We primarily use two services and some homegrown glue to run our A/B tests. Essentially, our “tech stack” for running A/B tests goes like this:

  1. We set up the test using Optimizely, which makes it incredibly easy for anyone to set up tests – it doesn’t take any knowledge of HTML or CSS to change the headline on a page, for example. At the same time, it’s powerful enough for almost anything you could want to do (it’s using jQuery underneath, so you’re only limited by the power of the selector), and for wholesale rewrites of a page we can deploy an alternate version and redirect to that page. There are plenty of alternatives to Optimizely as well – Visual Website Optimizer, Google Website Optimizer, etc. – but we’ve been quite happy with Optimizely.
  2. We add to the stock Optimizely setup a Javascript snippet that is inserted on all pages (experimental and original) that identifies the test and variation to Clicky, which we use for tracking behavior on the marketing sites. Optimizely’s tracking is quite good (and has improved drastically over the last few months), but we still primarily use Clicky for this tracking since it’s already nicely setup for our conversion “funnel” and offers API access.
  3. We also add to Optimizely another piece of Javascript to rewrite all the URLs on the marketing pages to “tag” each visitor that’s part of an experiment with the experimental group. When a visitor completes signup, Queenbee – our admin and billing system – stores that tag in a database. This lets us easily track plan mix, retention, etc. across experimental groups (and we’re able to continue to do this far into the future).
  4. Finally, we do set up some click and conversion goals in Optimizely itself. This primarily serves as a validation—visitor tracking is not an exact science, and so I like to verify that the results we tabulate from our Clicky tracking are at least similar to what Optimizely measures directly.

Evaluating the results

Once we start a test, our Campfire bot ‘tally’ takes center stage to help us evaluate the test.

We’ve set up tally to respond to a phrase like “tally abtest highrise landing page round 5” with two sets of information:

  1. The “conversion funnel” for each variation—what portion of visitors reached the plan selection page, reached the signup form, and completed signup. For each variation, we compare these metrics to the original for statistical significance. In addition, tally estimates the required sample size to detect a 10% difference in performance, and we let the experiment run to that point (for a nice explanation of why you should let tests run based on a sample size as opposed to stopping when you think you’ve hit a significant result, see here).
  2. The profile of each variation’s “cohort” that has completed signup. This includes the portion of signups that were for paying plans, the average price of those plans, and the net monthly value of a visitor to any given variation’s landing page (we also have a web-based interface to let us dig deeper into these cohorts’ retention and usage profiles). These numbers are important—we’d rather have lower overall signups if it means we’re getting a higher value signup.
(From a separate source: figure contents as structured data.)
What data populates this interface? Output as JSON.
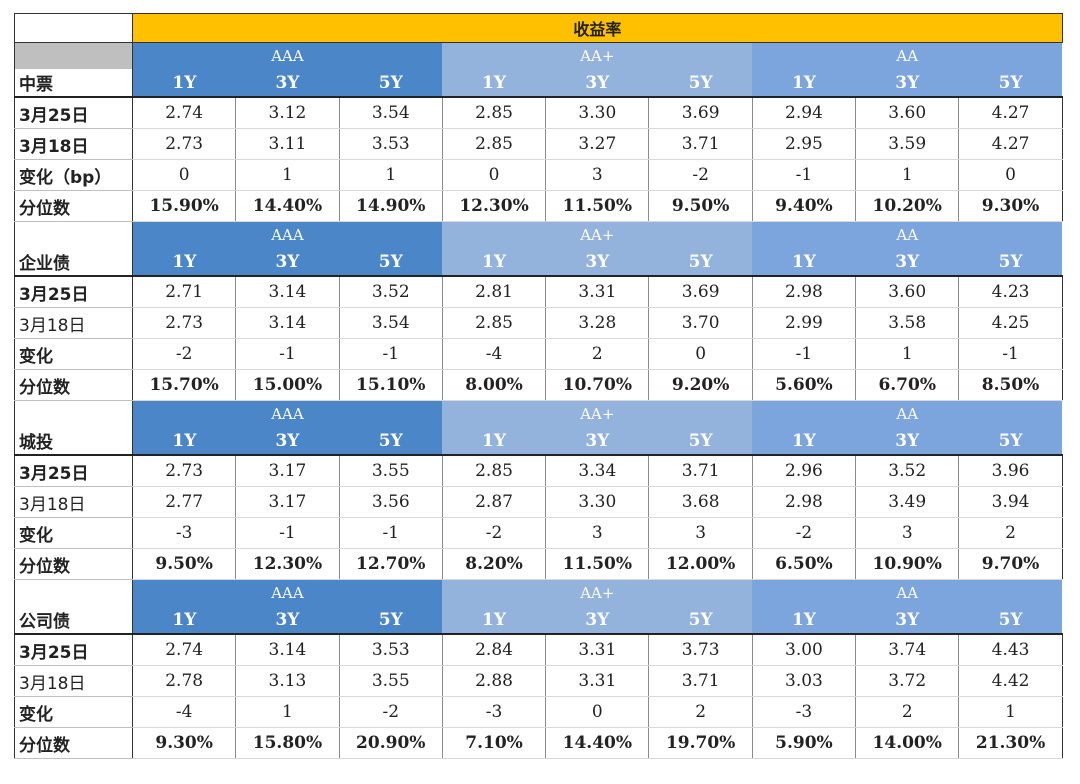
{
  "header": {
    "title": "收益率"
  },
  "groups": [
    {
      "name": "中票",
      "ratings": [
        "AAA",
        "AA+",
        "AA"
      ],
      "tenors": [
        "1Y",
        "3Y",
        "5Y",
        "1Y",
        "3Y",
        "5Y",
        "1Y",
        "3Y",
        "5Y"
      ],
      "rows": [
        {
          "label": "3月25日",
          "bold": true,
          "values": [
            "2.74",
            "3.12",
            "3.54",
            "2.85",
            "3.30",
            "3.69",
            "2.94",
            "3.60",
            "4.27"
          ]
        },
        {
          "label": "3月18日",
          "bold": true,
          "values": [
            "2.73",
            "3.11",
            "3.53",
            "2.85",
            "3.27",
            "3.71",
            "2.95",
            "3.59",
            "4.27"
          ]
        },
        {
          "label": "变化（bp）",
          "bold": true,
          "values": [
            "0",
            "1",
            "1",
            "0",
            "3",
            "-2",
            "-1",
            "1",
            "0"
          ]
        },
        {
          "label": "分位数",
          "bold": true,
          "pct": true,
          "values": [
            "15.90%",
            "14.40%",
            "14.90%",
            "12.30%",
            "11.50%",
            "9.50%",
            "9.40%",
            "10.20%",
            "9.30%"
          ]
        }
      ]
    },
    {
      "name": "企业债",
      "ratings": [
        "AAA",
        "AA+",
        "AA"
      ],
      "tenors": [
        "1Y",
        "3Y",
        "5Y",
        "1Y",
        "3Y",
        "5Y",
        "1Y",
        "3Y",
        "5Y"
      ],
      "rows": [
        {
          "label": "3月25日",
          "bold": true,
          "values": [
            "2.71",
            "3.14",
            "3.52",
            "2.81",
            "3.31",
            "3.69",
            "2.98",
            "3.60",
            "4.23"
          ]
        },
        {
          "label": "3月18日",
          "bold": false,
          "values": [
            "2.73",
            "3.14",
            "3.54",
            "2.85",
            "3.28",
            "3.70",
            "2.99",
            "3.58",
            "4.25"
          ]
        },
        {
          "label": "变化",
          "bold": true,
          "values": [
            "-2",
            "-1",
            "-1",
            "-4",
            "2",
            "0",
            "-1",
            "1",
            "-1"
          ]
        },
        {
          "label": "分位数",
          "bold": true,
          "pct": true,
          "values": [
            "15.70%",
            "15.00%",
            "15.10%",
            "8.00%",
            "10.70%",
            "9.20%",
            "5.60%",
            "6.70%",
            "8.50%"
          ]
        }
      ]
    },
    {
      "name": "城投",
      "ratings": [
        "AAA",
        "AA+",
        "AA"
      ],
      "tenors": [
        "1Y",
        "3Y",
        "5Y",
        "1Y",
        "3Y",
        "5Y",
        "1Y",
        "3Y",
        "5Y"
      ],
      "rows": [
        {
          "label": "3月25日",
          "bold": true,
          "values": [
            "2.73",
            "3.17",
            "3.55",
            "2.85",
            "3.34",
            "3.71",
            "2.96",
            "3.52",
            "3.96"
          ]
        },
        {
          "label": "3月18日",
          "bold": false,
          "values": [
            "2.77",
            "3.17",
            "3.56",
            "2.87",
            "3.30",
            "3.68",
            "2.98",
            "3.49",
            "3.94"
          ]
        },
        {
          "label": "变化",
          "bold": true,
          "values": [
            "-3",
            "-1",
            "-1",
            "-2",
            "3",
            "3",
            "-2",
            "3",
            "2"
          ]
        },
        {
          "label": "分位数",
          "bold": true,
          "pct": true,
          "values": [
            "9.50%",
            "12.30%",
            "12.70%",
            "8.20%",
            "11.50%",
            "12.00%",
            "6.50%",
            "10.90%",
            "9.70%"
          ]
        }
      ]
    },
    {
      "name": "公司债",
      "ratings": [
        "AAA",
        "AA+",
        "AA"
      ],
      "tenors": [
        "1Y",
        "3Y",
        "5Y",
        "1Y",
        "3Y",
        "5Y",
        "1Y",
        "3Y",
        "5Y"
      ],
      "rows": [
        {
          "label": "3月25日",
          "bold": true,
          "values": [
            "2.74",
            "3.14",
            "3.53",
            "2.84",
            "3.31",
            "3.73",
            "3.00",
            "3.74",
            "4.43"
          ]
        },
        {
          "label": "3月18日",
          "bold": false,
          "values": [
            "2.78",
            "3.13",
            "3.55",
            "2.88",
            "3.31",
            "3.71",
            "3.03",
            "3.72",
            "4.42"
          ]
        },
        {
          "label": "变化",
          "bold": true,
          "values": [
            "-4",
            "1",
            "-2",
            "-3",
            "0",
            "2",
            "-3",
            "2",
            "1"
          ]
        },
        {
          "label": "分位数",
          "bold": true,
          "pct": true,
          "values": [
            "9.30%",
            "15.80%",
            "20.90%",
            "7.10%",
            "14.40%",
            "19.70%",
            "5.90%",
            "14.00%",
            "21.30%"
          ]
        }
      ]
    }
  ],
  "colors": {
    "title_bar": "#ffc000",
    "aaa": "#4a86c8",
    "aa_plus": "#93b3dc",
    "aa": "#7ba5dc"
  }
}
Tally sits in a few of our Campfire rooms, and anyone at 37signals can check on the results of any test that’s going on or recently finished anytime in just a few seconds.

Once a test has finished, we don’t just sit back and bask in our higher conversion rates or increased average signup value—we try to infer what worked and what didn’t work, design a new test, and get back to experimenting and learning.

Interesting insight into A/B testing at 37S. M ostly relates to Mktg site but good reference for all if we decide to engage in A/B for MS platform.